"Hell yes, there's emotion," Hue Jackson responded to a reporter's question on that topic outside the Browns' locker room. "We want to win."
Win?
That, as always, will have to wait until next year for professional sports' worst franchise.
Unless, of course, they go 0-16 again.
Cleveland's 28-24 loss to the Steelers on this Sunday afternoon at Heinz Field brought a bookend finish -- the Steelers also beat them at FirstEnergy Stadium in the season opener -- to the second winless season in a 16-game season in NFL history. The other belonged to the 2008 Lions. The 1976 Buccaneers were 0-14, accounting for the only other winless season of 10-plus games.
But that doesn't begin to paint the picture:
• The Browns have lost their past 17 games dating to last season, they're 2-41 in their past 43 games, 4-49 in their past 53.
• The Browns' 1-31 record spanning 2016 and 2017 is now the worst two-season record since the NFL went to a uniform schedule in 1933, the year the Steelers were founded. The Lions' 2-30 record over 2008 and 2009 was the previous worst.
• The Browns have lost their past 22 games outside Cleveland, their past 17 within the AFC North, their past 33 played on a Sunday.
• The Browns have lost 26 of their past 29 meetings with the Steelers, including 14 in a row at Heinz Field. Their most recent victory here was Oct. 5, 2003.
• The Browns haven't had a winning record since 2007.
• The Browns have made one playoff appearance since rejoining the NFL as an expansion team in 1999. That was a 2003 AFC Wild Card loss at Heinz Field in which the Steelers overcame a double-digit, fourth-quarter deficit.

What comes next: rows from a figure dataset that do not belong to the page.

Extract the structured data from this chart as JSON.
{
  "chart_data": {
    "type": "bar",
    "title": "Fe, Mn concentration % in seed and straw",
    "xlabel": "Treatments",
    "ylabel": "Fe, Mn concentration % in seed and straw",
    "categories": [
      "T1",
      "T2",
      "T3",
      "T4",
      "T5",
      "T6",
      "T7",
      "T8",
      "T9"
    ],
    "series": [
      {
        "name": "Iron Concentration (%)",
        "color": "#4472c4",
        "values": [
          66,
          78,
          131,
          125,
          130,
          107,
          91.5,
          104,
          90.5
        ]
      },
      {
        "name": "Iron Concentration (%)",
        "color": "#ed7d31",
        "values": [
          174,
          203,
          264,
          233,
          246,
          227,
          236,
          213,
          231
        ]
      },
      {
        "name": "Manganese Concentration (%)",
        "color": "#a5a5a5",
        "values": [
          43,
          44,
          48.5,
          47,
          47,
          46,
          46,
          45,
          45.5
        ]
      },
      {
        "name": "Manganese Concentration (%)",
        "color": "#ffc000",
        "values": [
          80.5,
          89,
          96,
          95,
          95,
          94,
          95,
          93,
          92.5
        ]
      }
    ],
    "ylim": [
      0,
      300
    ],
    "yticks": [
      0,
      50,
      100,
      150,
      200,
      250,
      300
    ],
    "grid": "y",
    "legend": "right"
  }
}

• The Browns have had, since that loss, eight head coaches and 25 starting quarterbacks.
• The Browns haven't won a road playoff game since Dec. 28, 1969, in Dallas. They've only played in eight road playoff games since then.
• The Browns have the longest playoff drought in the NFL at 15 years, now that the Bills ended their 17-year drought by clinching Sunday. (The Seattle Mariners have missed baseball's postseason for 16 years.)

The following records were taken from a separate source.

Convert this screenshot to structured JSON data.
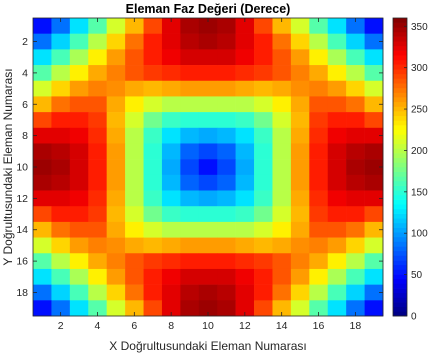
{
  "chart_data": {
    "type": "heatmap",
    "title": "Eleman Faz Değeri (Derece)",
    "xlabel": "X Doğrultusundaki Eleman Numarası",
    "ylabel": "Y Doğrultusundaki Eleman Numarası",
    "x_ticks": [
      "2",
      "4",
      "6",
      "8",
      "10",
      "12",
      "14",
      "16",
      "18"
    ],
    "y_ticks": [
      "2",
      "4",
      "6",
      "8",
      "10",
      "12",
      "14",
      "16",
      "18"
    ],
    "colorbar_ticks": [
      "0",
      "50",
      "100",
      "150",
      "200",
      "250",
      "300",
      "350"
    ],
    "colormap": "jet",
    "clim": [
      0,
      360
    ],
    "grid": {
      "rows": 19,
      "cols": 19,
      "center": [
        10,
        10
      ]
    },
    "values": [
      [
        50,
        85,
        125,
        165,
        210,
        250,
        290,
        325,
        345,
        350,
        345,
        325,
        290,
        250,
        210,
        165,
        125,
        85,
        50
      ],
      [
        85,
        120,
        160,
        200,
        240,
        275,
        305,
        325,
        340,
        345,
        340,
        325,
        305,
        275,
        240,
        200,
        160,
        120,
        85
      ],
      [
        125,
        160,
        195,
        230,
        260,
        285,
        305,
        320,
        330,
        330,
        330,
        320,
        305,
        285,
        260,
        230,
        195,
        160,
        125
      ],
      [
        165,
        200,
        230,
        255,
        270,
        285,
        295,
        300,
        305,
        305,
        305,
        300,
        295,
        285,
        270,
        255,
        230,
        200,
        165
      ],
      [
        210,
        240,
        260,
        270,
        265,
        255,
        250,
        255,
        260,
        260,
        260,
        255,
        250,
        255,
        265,
        270,
        260,
        240,
        210
      ],
      [
        250,
        275,
        285,
        285,
        255,
        230,
        210,
        200,
        200,
        200,
        200,
        200,
        210,
        230,
        255,
        285,
        285,
        275,
        250
      ],
      [
        290,
        305,
        305,
        295,
        250,
        210,
        175,
        155,
        150,
        150,
        150,
        155,
        175,
        210,
        250,
        295,
        305,
        305,
        290
      ],
      [
        325,
        325,
        320,
        300,
        255,
        200,
        155,
        125,
        110,
        105,
        110,
        125,
        155,
        200,
        255,
        300,
        320,
        325,
        325
      ],
      [
        345,
        340,
        330,
        305,
        260,
        200,
        150,
        110,
        80,
        70,
        80,
        110,
        150,
        200,
        260,
        305,
        330,
        340,
        345
      ],
      [
        350,
        345,
        330,
        305,
        260,
        200,
        150,
        105,
        70,
        50,
        70,
        105,
        150,
        200,
        260,
        305,
        330,
        345,
        350
      ],
      [
        345,
        340,
        330,
        305,
        260,
        200,
        150,
        110,
        80,
        70,
        80,
        110,
        150,
        200,
        260,
        305,
        330,
        340,
        345
      ],
      [
        325,
        325,
        320,
        300,
        255,
        200,
        155,
        125,
        110,
        105,
        110,
        125,
        155,
        200,
        255,
        300,
        320,
        325,
        325
      ],
      [
        290,
        305,
        305,
        295,
        250,
        210,
        175,
        155,
        150,
        150,
        150,
        155,
        175,
        210,
        250,
        295,
        305,
        305,
        290
      ],
      [
        250,
        275,
        285,
        285,
        255,
        230,
        210,
        200,
        200,
        200,
        200,
        200,
        210,
        230,
        255,
        285,
        285,
        275,
        250
      ],
      [
        210,
        240,
        260,
        270,
        265,
        255,
        250,
        255,
        260,
        260,
        260,
        255,
        250,
        255,
        265,
        270,
        260,
        240,
        210
      ],
      [
        165,
        200,
        230,
        255,
        270,
        285,
        295,
        300,
        305,
        305,
        305,
        300,
        295,
        285,
        270,
        255,
        230,
        200,
        165
      ],
      [
        125,
        160,
        195,
        230,
        260,
        285,
        305,
        320,
        330,
        330,
        330,
        320,
        305,
        285,
        260,
        230,
        195,
        160,
        125
      ],
      [
        85,
        120,
        160,
        200,
        240,
        275,
        305,
        325,
        340,
        345,
        340,
        325,
        305,
        275,
        240,
        200,
        160,
        120,
        85
      ],
      [
        50,
        85,
        125,
        165,
        210,
        250,
        290,
        325,
        345,
        350,
        345,
        325,
        290,
        250,
        210,
        165,
        125,
        85,
        50
      ]
    ]
  }
}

• The Browns haven't won an NFL championship since 1964, before the Super Bowl was created.
This list could grow long enough to paper every mile of the Turnpike between here and Lake Erie, but the only number that seemed to matter to the current Browns on this day was zero.
"Nobody wants to go 0-16," running back Isaiah Crowell said. "As a competitor, you're always going to be upset about it."
"We stayed together," guard Joel Bitonio said. "But most of these guys played at good college programs. They probably didn't lose 16 games in four years. It takes a toll, not winning in the NFL. It's tough. It's hard for me to put into words right now because I'm just a little bit annoyed in the whole situation."
That, he'd explain, was a reference to the Browns losing four games by four or fewer points, including this one, which ended with them driving into Pittsburgh territory until wide receiver Corey Coleman, a first-round draft pick in 2016, did this:
Right between the hands. Right in his helmet. One could watch that loop 1,000 times and still not believe it doesn't result in a catch. Except that it happened to the Browns.
Go ahead and supply the jokes. A clever Cleveland fan on Twitter offered that at least he didn't have to wait for the ball to drop at Times Square.
Coleman sure wasn't laughing. He sat devastated on the field, held his head between his hands on the sideline bench, then looked and sounded inconsolable in the locker room, saying of the drop, "I'll never forget it. I've got to catch that. I've got to make that play."
Also after the game out on a lower concourse, the Browns' immensely unpopular owner, Jimmy Haslam, told reporters Jackson would be back as head coach, explaining, "Hue hasn't lost his magic" from the period in which he was a coveted offensive coordinator in Cincinnati.
Jackson, who vowed before this season that, if the Browns would again go 1-15, he'd jump into Lake Erie, said after this, "I don't think anyone else could have stayed in this job for two years and be 1-31. A lot of coaches would have said uncle after last year. We're going to turn this around. I understand how our fans feel. The only thing that's going to change their minds is us turning this organization around and getting to winning."
That water's awfully cold this time of year.